I just noticed that the PIX firewall, the phase 1 paramateres are not configured. You must configure the same PASE 1 and phase 2 settings on both ends of the tunnel.

For example, on CVPN 3000, you have configured settings Phase 1 as 3DES, pre-shared key etc... We have the same configuration on the PIX firewall too.

Here is an example of sample config

http://www.Cisco.com/en/us/products/HW/vpndevc/ps2284/products_configuration_example09186a00800949d2.shtml

I hope this helps!

Impossible to establish L2L ipsec VPN

Hi all

I have a PIX firewall in which 20 VPN are completed. one of my new requirment is to establish a vpn tunnel to another location in which I do not have access. my side, I will have a private IP pool that is allowed through the tunnel. I set up a nat with one of the IP from the pool and my server internal.

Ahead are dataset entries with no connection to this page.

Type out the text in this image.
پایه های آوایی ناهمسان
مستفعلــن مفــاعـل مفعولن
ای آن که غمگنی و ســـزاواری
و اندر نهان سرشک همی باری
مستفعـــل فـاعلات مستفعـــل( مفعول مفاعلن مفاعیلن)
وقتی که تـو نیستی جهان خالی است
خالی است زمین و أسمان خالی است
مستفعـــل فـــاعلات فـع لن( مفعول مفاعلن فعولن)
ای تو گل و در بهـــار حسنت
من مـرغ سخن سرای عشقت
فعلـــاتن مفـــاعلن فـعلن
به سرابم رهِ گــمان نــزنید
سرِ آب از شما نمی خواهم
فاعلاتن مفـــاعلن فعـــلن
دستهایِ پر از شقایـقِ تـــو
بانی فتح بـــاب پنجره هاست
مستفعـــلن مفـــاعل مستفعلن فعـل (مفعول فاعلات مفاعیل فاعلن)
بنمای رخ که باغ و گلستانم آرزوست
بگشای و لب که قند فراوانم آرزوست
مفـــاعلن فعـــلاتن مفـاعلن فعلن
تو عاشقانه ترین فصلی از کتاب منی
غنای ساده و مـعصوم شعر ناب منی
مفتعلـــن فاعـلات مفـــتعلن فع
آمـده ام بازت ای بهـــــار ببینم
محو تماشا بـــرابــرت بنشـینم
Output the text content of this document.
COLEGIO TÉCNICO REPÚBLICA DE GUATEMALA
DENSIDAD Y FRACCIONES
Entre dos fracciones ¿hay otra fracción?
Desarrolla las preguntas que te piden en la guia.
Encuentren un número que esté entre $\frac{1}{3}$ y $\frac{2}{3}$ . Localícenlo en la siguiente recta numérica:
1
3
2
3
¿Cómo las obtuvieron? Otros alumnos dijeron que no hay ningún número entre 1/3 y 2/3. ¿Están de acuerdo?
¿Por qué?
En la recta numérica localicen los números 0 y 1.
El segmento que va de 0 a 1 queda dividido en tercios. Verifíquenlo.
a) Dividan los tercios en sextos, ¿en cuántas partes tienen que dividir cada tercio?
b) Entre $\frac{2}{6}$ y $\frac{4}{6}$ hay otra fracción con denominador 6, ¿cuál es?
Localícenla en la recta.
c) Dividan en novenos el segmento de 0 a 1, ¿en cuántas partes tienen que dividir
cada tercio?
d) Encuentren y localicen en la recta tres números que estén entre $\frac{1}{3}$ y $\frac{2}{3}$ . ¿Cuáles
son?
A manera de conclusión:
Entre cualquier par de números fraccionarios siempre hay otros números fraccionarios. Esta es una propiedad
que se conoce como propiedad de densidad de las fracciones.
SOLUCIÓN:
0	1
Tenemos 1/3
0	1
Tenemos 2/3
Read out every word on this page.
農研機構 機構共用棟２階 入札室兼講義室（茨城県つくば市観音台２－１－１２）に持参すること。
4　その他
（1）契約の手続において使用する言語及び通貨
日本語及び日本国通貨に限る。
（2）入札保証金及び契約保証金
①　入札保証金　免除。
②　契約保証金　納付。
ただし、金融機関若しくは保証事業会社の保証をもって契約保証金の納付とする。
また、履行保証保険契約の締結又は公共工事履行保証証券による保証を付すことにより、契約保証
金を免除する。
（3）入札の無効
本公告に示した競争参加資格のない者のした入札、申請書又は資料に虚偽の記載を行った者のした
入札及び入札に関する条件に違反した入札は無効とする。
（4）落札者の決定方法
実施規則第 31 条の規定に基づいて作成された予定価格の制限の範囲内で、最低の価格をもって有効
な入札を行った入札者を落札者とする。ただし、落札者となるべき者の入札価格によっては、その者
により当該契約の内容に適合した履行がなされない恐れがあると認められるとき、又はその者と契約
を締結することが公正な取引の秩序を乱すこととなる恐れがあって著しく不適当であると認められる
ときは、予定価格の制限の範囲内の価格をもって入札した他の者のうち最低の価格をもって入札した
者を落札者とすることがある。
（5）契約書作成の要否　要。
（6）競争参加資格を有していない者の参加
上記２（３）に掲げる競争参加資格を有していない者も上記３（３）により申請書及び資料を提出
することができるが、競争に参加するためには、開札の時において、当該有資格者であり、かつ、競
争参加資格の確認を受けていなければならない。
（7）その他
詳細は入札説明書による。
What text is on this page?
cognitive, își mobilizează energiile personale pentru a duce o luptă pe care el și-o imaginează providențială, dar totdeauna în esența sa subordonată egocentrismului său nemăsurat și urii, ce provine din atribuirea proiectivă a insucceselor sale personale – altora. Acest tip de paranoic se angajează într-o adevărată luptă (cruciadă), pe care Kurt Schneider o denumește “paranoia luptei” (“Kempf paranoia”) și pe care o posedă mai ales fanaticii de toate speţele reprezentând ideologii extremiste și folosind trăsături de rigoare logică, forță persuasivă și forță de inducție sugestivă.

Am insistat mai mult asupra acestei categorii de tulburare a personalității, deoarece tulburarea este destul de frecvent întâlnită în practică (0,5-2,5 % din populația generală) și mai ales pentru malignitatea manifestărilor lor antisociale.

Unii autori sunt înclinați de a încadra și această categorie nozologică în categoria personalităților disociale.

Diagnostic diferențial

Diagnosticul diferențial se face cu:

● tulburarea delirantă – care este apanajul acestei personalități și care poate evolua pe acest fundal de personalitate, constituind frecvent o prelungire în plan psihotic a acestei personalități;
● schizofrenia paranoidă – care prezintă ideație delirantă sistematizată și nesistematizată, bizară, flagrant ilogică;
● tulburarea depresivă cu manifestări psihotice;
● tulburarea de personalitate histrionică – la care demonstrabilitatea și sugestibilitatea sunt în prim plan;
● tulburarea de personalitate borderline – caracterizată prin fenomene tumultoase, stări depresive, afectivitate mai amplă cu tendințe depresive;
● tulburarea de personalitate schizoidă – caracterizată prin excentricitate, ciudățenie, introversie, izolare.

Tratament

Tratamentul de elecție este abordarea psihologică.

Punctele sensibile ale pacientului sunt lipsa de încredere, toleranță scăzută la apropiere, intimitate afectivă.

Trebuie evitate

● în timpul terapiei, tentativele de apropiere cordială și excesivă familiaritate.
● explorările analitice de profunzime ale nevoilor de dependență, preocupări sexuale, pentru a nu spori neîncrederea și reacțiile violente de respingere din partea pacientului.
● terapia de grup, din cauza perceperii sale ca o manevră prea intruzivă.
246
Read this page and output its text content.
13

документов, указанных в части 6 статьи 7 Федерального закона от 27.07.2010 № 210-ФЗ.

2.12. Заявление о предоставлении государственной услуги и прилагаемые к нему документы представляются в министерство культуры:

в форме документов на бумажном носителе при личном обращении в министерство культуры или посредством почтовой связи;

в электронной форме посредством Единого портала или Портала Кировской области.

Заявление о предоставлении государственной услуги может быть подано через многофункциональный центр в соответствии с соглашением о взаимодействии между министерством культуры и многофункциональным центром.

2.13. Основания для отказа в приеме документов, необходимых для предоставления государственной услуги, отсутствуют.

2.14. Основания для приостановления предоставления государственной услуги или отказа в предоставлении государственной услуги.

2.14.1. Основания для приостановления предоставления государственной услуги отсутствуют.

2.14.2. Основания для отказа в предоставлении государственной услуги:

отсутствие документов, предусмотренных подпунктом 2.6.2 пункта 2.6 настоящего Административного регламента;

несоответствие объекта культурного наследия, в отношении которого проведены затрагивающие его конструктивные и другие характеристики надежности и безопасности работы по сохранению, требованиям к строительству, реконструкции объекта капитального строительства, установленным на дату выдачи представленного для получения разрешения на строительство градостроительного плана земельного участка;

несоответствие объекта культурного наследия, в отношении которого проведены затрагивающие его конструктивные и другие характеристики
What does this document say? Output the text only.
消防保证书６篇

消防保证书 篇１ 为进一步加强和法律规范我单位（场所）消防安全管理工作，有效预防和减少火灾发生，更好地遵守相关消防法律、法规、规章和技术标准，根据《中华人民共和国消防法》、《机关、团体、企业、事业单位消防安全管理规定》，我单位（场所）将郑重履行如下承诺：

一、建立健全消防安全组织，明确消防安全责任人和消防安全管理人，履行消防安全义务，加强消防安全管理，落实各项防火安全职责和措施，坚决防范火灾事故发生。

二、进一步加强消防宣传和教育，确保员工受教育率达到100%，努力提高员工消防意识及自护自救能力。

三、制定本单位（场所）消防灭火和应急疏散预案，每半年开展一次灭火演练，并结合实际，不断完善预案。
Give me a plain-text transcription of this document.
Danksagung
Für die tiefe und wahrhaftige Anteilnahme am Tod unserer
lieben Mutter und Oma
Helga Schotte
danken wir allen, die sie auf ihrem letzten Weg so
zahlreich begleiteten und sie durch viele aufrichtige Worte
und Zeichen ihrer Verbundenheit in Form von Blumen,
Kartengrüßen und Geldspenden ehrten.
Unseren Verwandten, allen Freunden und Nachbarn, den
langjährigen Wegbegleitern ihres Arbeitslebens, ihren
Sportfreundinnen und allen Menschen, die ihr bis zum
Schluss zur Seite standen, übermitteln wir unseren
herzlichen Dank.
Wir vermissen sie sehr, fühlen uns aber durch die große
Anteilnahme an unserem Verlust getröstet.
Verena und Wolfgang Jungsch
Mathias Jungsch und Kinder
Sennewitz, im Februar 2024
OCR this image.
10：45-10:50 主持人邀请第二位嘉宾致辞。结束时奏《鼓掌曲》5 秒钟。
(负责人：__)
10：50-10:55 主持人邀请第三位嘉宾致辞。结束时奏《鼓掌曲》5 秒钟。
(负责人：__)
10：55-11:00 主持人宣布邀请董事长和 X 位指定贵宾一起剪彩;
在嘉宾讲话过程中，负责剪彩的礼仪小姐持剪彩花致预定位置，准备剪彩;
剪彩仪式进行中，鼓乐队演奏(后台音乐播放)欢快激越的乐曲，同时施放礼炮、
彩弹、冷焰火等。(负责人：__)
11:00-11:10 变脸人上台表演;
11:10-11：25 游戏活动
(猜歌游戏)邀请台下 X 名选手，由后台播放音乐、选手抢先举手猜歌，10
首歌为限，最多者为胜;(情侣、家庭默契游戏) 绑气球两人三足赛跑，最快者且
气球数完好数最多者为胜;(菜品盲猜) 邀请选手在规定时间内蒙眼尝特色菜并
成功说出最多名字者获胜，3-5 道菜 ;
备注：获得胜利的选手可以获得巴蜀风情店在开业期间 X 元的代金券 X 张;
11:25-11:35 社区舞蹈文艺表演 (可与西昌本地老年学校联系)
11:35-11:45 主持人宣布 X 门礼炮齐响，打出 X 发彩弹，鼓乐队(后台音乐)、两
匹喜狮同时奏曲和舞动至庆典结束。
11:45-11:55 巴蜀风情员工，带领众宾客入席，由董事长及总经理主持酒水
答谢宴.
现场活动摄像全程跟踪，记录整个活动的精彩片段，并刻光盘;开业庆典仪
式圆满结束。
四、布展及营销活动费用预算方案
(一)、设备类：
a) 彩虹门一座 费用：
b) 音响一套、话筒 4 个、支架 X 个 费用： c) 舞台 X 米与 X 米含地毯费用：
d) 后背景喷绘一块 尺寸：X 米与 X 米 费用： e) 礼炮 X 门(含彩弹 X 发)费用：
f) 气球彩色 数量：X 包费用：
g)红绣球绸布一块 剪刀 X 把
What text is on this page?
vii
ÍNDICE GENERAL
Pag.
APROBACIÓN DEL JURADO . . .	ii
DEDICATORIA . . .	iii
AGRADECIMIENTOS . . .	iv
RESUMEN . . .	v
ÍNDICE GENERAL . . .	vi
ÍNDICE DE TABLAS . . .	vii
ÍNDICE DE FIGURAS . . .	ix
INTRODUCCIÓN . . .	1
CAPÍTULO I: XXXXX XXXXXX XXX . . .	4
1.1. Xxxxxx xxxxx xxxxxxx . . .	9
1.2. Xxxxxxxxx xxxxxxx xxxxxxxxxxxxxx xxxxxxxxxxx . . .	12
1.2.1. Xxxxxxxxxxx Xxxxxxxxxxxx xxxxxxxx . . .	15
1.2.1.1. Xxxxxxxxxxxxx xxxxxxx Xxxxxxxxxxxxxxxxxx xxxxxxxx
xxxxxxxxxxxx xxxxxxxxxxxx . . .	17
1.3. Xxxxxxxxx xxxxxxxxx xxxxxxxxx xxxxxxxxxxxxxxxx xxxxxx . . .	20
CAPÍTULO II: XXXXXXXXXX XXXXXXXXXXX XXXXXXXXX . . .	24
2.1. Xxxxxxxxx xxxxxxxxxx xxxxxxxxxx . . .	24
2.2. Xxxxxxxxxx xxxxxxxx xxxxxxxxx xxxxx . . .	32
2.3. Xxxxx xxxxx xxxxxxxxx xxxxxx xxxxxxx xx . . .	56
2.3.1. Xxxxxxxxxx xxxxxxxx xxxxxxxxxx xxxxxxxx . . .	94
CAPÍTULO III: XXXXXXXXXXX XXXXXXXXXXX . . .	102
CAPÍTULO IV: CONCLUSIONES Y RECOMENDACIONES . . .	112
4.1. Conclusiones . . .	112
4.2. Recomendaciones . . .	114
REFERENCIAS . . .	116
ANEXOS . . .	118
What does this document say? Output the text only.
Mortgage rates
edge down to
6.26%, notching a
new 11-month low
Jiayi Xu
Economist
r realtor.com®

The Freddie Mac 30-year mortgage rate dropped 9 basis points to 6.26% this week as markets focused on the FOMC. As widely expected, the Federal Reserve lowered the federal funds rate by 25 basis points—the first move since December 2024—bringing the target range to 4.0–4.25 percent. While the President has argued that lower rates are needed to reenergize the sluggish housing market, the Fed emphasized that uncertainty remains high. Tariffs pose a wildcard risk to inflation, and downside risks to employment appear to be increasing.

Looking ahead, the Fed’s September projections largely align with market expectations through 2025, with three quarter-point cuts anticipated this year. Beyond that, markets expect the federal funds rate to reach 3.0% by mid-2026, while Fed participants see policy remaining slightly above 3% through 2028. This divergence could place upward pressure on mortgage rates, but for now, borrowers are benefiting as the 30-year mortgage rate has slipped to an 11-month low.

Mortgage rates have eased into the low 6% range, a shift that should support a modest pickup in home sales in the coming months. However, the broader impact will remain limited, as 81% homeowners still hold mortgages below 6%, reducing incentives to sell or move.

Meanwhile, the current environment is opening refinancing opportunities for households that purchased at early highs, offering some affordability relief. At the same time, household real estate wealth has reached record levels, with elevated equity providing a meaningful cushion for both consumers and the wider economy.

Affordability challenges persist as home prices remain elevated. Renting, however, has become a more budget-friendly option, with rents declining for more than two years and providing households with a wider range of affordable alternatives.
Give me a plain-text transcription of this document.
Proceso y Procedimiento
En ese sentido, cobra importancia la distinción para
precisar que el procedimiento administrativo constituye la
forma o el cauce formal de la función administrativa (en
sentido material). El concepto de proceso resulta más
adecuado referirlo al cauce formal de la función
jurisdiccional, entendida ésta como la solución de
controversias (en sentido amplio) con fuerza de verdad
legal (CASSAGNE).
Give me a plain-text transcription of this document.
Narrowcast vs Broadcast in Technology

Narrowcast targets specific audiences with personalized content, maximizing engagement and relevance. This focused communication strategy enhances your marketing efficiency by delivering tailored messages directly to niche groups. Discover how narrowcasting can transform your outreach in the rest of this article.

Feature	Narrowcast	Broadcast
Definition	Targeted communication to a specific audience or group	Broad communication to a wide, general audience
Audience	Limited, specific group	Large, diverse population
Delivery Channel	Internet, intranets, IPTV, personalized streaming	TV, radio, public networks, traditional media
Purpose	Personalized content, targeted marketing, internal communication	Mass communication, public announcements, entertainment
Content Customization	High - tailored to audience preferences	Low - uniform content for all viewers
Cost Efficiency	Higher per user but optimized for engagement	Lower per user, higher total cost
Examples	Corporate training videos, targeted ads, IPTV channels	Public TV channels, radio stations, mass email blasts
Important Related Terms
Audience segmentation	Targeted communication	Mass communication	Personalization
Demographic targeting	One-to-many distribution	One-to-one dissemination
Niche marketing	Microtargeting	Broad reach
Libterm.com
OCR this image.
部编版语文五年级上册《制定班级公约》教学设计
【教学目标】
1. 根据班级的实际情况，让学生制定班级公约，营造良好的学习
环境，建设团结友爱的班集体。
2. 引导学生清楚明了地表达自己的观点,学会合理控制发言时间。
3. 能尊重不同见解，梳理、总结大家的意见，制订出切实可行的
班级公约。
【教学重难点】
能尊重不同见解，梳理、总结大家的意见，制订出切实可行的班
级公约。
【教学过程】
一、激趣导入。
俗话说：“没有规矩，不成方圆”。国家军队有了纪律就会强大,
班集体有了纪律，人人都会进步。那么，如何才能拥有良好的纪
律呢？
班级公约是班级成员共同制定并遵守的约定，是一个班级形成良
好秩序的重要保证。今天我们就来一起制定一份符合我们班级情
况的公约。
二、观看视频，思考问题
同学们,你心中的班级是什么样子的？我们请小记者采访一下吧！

I tried a lot of VPN tunnel is not coming

Please check the configuration of the memory and the complete configuration attached. In my config 10.66.100.208 255.255.255.248 is the ip pool and 192.168.0.239 is my server. When I try to ping 192.168.108.75 192.168.0.239 County acl VPN increases but tunnel is not coming

Please look for it and help me to sourt on this issue.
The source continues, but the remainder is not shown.